Others in Missoula do not share Datsopoulos' skepticism about the investigations. Pat Williams -- who served in the U.S. House of Representatives from 1979 to 1997 and is now a member of the board of regents that governs higher education in the state, including the university in Missoula -- saw a serious problem in Missoula, welcomes the investigations and praises the university's actions in response to the crisis.

Describing the situation that prevailed before the investigations prompted changes, Williams said: "The football team was recruiting too many thugs. Rape was not the only problem. There was vandalism, there were personal assaults, and there was destruction of property. The players were pampered and adored. Too many of them had the feeling they were bulletproof and immune to the rules that all of us must follow. They acted like arrogant marauders."

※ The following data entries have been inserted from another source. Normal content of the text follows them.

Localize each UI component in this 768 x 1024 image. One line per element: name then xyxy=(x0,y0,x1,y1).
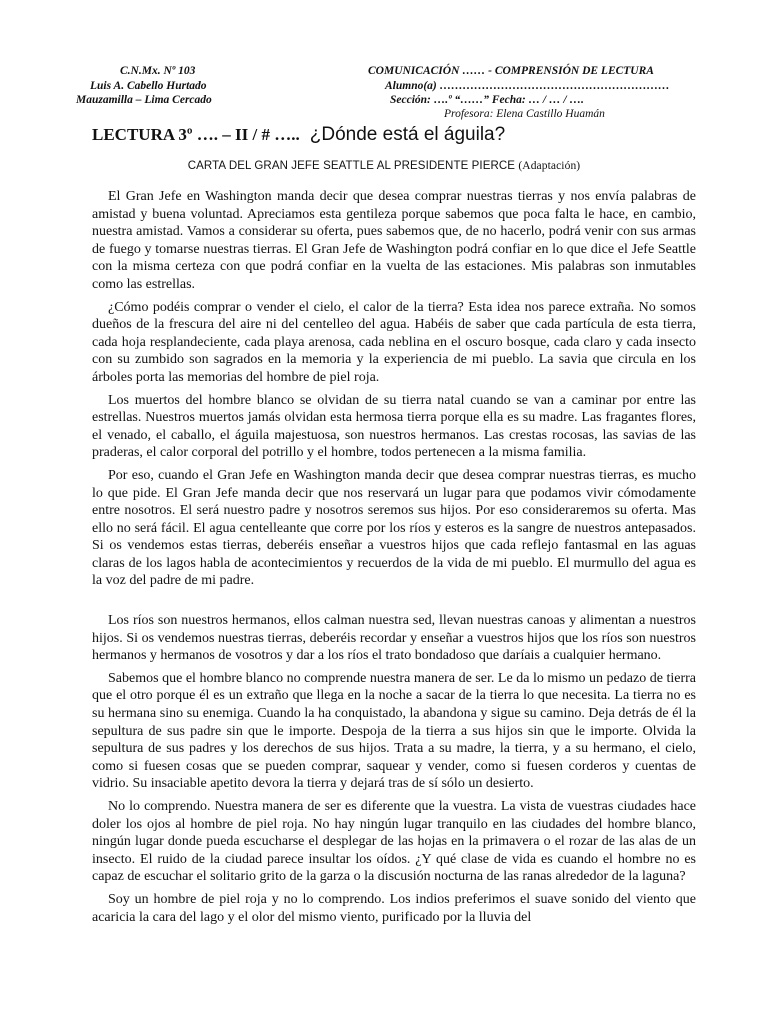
school-name: Luis A. Cabello Hurtado xyxy=(90,80,207,92)
document-header xyxy=(0,65,768,121)
paragraph: ¿Cómo podéis comprar o vender el cielo, el calor de la tierra? Esta idea nos parece extraña. No somos dueños de la frescura del aire ni del centelleo del agua. Habéis de saber que cada partícula de esta tierra, cada hoja resplandeciente, cada playa arenosa, cada neblina en el oscuro bosque, cada claro y cada insecto con su zumbido son sagrados en la memoria y la experiencia de mi pueblo. La savia que circula en los árboles porta las memorias del hombre de piel roja. xyxy=(92,299,696,385)
student-field: Alumno(a) …………………………………………………… xyxy=(385,80,670,92)
course-line: COMUNICACIÓN …… - COMPRENSIÓN DE LECTURA xyxy=(368,65,654,77)
paragraph: Por eso, cuando el Gran Jefe en Washington manda decir que desea comprar nuestras tierras, es mucho lo que pide. El Gran Jefe manda decir que nos reservará un lugar para que podamos vivir cómodamente entre nosotros. El será nuestro padre y nosotros seremos sus hijos. Por eso consideraremos su oferta. Mas ello no será fácil. El agua centelleante que corre por los ríos y esteros es la sangre de nuestros antepasados. Si os vendemos estas tierras, deberéis enseñar a vuestros hijos que cada reflejo fantasmal en las aguas claras de los lagos habla de acontecimientos y recuerdos de la vida de mi pueblo. El murmullo del agua es la voz del padre de mi padre. xyxy=(92,467,696,589)
school-location: Mauzamilla – Lima Cercado xyxy=(76,94,212,106)
school-code: C.N.Mx. Nº 103 xyxy=(120,65,196,77)
paragraph: Sabemos que el hombre blanco no comprende nuestra manera de ser. Le da lo mismo un pedazo de tierra que el otro porque él es un extraño que llega en la noche a sacar de la tierra lo que necesita. La tierra no es su hermana sino su enemiga. Cuando la ha conquistado, la abandona y sigue su camino. Deja detrás de él la sepultura de sus padre sin que le importe. Despoja de la tierra a sus hijos sin que le importe. Olvida la sepultura de sus padres y los derechos de sus hijos. Trata a su madre, la tierra, y a su hermano, el cielo, como si fuesen cosas que se pueden comprar, saquear y vender, como si fuesen corderos y cuentas de vidrio. Su insaciable apetito devora la tierra y dejará tras de sí sólo un desierto. xyxy=(92,670,696,792)
paragraph: Los ríos son nuestros hermanos, ellos calman nuestra sed, llevan nuestras canoas y alimentan a nuestros hijos. Si os vendemos nuestras tierras, deberéis recordar y enseñar a vuestros hijos que los ríos son nuestros hermanos y hermanos de vosotros y dar a los ríos el trato bondadoso que daríais a cualquier hermano. xyxy=(92,613,696,664)
letter-body xyxy=(92,188,696,926)
teacher-name: Profesora: Elena Castillo Huamán xyxy=(444,108,605,120)
subtitle-main: CARTA DEL GRAN JEFE SEATTLE AL PRESIDENTE PIERCE xyxy=(187,160,516,172)
reading-question: ¿Dónde está el águila? xyxy=(309,124,506,145)
reading-number: LECTURA 3º …. – II / # ….. xyxy=(92,125,300,144)
letter-subtitle xyxy=(0,160,768,172)
paragraph: Soy un hombre de piel roja y no lo comprendo. Los indios preferimos el suave sonido del viento que acaricia la cara del lago y el olor del mismo viento, purificado por la lluvia del xyxy=(92,891,696,925)
section-date-field: Sección: ….º “……” Fecha: … / … / …. xyxy=(390,94,584,106)
paragraph: Los muertos del hombre blanco se olvidan de su tierra natal cuando se van a caminar por entre las estrellas. Nuestros muertos jamás olvidan esta hermosa tierra porque ella es su madre. Las fragantes flores, el venado, el caballo, el águila majestuosa, son nuestros hermanos. Las crestas rocosas, las savias de las praderas, el calor corporal del potrillo y el hombre, todos pertenecen a la misma familia. xyxy=(92,392,696,461)
subtitle-note: (Adaptación) xyxy=(518,160,581,172)
reading-title xyxy=(92,124,505,146)
paragraph: El Gran Jefe en Washington manda decir que desea comprar nuestras tierras y nos envía palabras de amistad y buena voluntad. Apreciamos esta gentileza porque sabemos que poca falta le hace, en cambio, nuestra amistad. Vamos a considerar su oferta, pues sabemos que, de no hacerlo, podrá venir con sus armas de fuego y tomarse nuestras tierras. El Gran Jefe de Washington podrá confiar en lo que dice el Jefe Seattle con la misma certeza con que podrá confiar en la vuelta de las estaciones. Mis palabras son inmutables como las estrellas. xyxy=(92,189,696,292)
paragraph: No lo comprendo. Nuestra manera de ser es diferente que la vuestra. La vista de vuestras ciudades hace doler los ojos al hombre de piel roja. No hay ningún lugar tranquilo en las ciudades del hombre blanco, ningún lugar donde pueda escucharse el desplegar de las hojas en la primavera o el rozar de las alas de un insecto. El ruido de la ciudad parece insultar los oídos. ¿Y qué clase de vida es cuando el hombre no es capaz de escuchar el solitario grito de la garza o la discusión nocturna de las ranas alrededor de la laguna? xyxy=(92,799,696,885)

In the face of numerous allegations involving football players, Williams said, the university's "procedures were not good" and the authorities "failed to follow up on accusations from women."

But he also praises the changes the university has made even as the investigations have continued. University president Engstrom, Williams says, "welcomes and is eager to have the help that is coming from the investigations" and has dealt with episodes of misconduct "quickly, harshly and appropriately."

Whether the environment in Missoula is the toxic, fair-trial-is-impossible atmosphere Datsopoulos sees or the hopeful, improving situation Williams sees, the trial of the star quarterback on the rape charge might be the final chapter in a saga that has produced turmoil and embarrassment for the entire community.